LW: Buden and Steyerl critique is partly aimed at what I would advocate, in a more radical way. Instead of focusing on the actual materialisation of artistic labour, I believe that the potential of residencies lies in its ability to host, to nurture, to envision a social institution outside of a consumerist logic. When I look at spaces like Kunsthius SYB or Les laboratoires d’AUbervilliers, the focus there has already shifted to more sustainable practices, practices that embrace the communities they are embedded in and that are geared towards sustainability and ephemerality at the same time. If, as I have stated before, one characteristic of residencies is that they are rooted in an inexorable present, one way to alter residencies might be to stress their volatile character. In an age where the idea of constant labor, of working without a pause, of fluid economic cycles without disruptions, non-working is un uncompromised interuption of this need and urge to be productive. The fact that nothing is being produced - at least nothing that can be bought and sold - might be its most radical perspective.
Are there ways and new/other approaches to residency programmes that intentionally avoid these risks? or where the temporariness of such programs bring also positive effects both for the artists and for the hosting community?
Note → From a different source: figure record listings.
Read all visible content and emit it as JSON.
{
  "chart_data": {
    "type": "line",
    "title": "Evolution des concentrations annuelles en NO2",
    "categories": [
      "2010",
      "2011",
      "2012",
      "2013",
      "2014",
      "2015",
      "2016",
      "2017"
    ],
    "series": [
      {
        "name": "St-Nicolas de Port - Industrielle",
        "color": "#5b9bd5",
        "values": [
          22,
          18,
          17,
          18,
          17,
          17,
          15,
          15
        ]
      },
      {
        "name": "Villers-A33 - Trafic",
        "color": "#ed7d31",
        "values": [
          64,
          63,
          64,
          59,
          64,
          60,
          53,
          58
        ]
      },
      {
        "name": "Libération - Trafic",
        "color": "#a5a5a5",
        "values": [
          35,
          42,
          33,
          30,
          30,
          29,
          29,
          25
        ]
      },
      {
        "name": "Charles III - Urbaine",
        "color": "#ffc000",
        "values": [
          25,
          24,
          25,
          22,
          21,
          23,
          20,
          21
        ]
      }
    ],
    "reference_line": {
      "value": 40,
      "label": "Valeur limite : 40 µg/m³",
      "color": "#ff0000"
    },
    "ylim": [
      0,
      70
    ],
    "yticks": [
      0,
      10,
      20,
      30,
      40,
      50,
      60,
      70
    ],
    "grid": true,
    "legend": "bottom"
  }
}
I think BAU could be such a format. BAU was founded by Lisa Mazza, Simone Mair and Filipa Ramos, with the intention of establishing a biannual programme of residencies with invited artists, curators, researches and other cultural producers.
They challenge the classical model of a residency through different formats such as field trips, screenings, walks, eating together, working together, and creating dialogues with diverse and transversal audiences.
BAU stresses the “encounter as a privileged form of exchange, in which coexistence and cooperation are central factors for the definition of a common space”, without neglecting the communities and localities they are embedded in.
I like the idea that their name is derived from Bauhaus, with its focus on building, the aspect of living and working together, the state of permanent construction, that is not bound to a physical space but rather travels with the subjectivities that create these intimate encounters.
Laura Windhager is a theorist and art historian based in Vienna. She has previously worked at Thyssen-Bornemisza Art Contemporary and as a research assistant for Contemporary and Modern Art art the University of Vienna. She was a 2012 grant holder for the Steirischer Herbst festival in Graz Austria and is currently working on her PhD thesis at the Academy of Fine Arts in Vienna.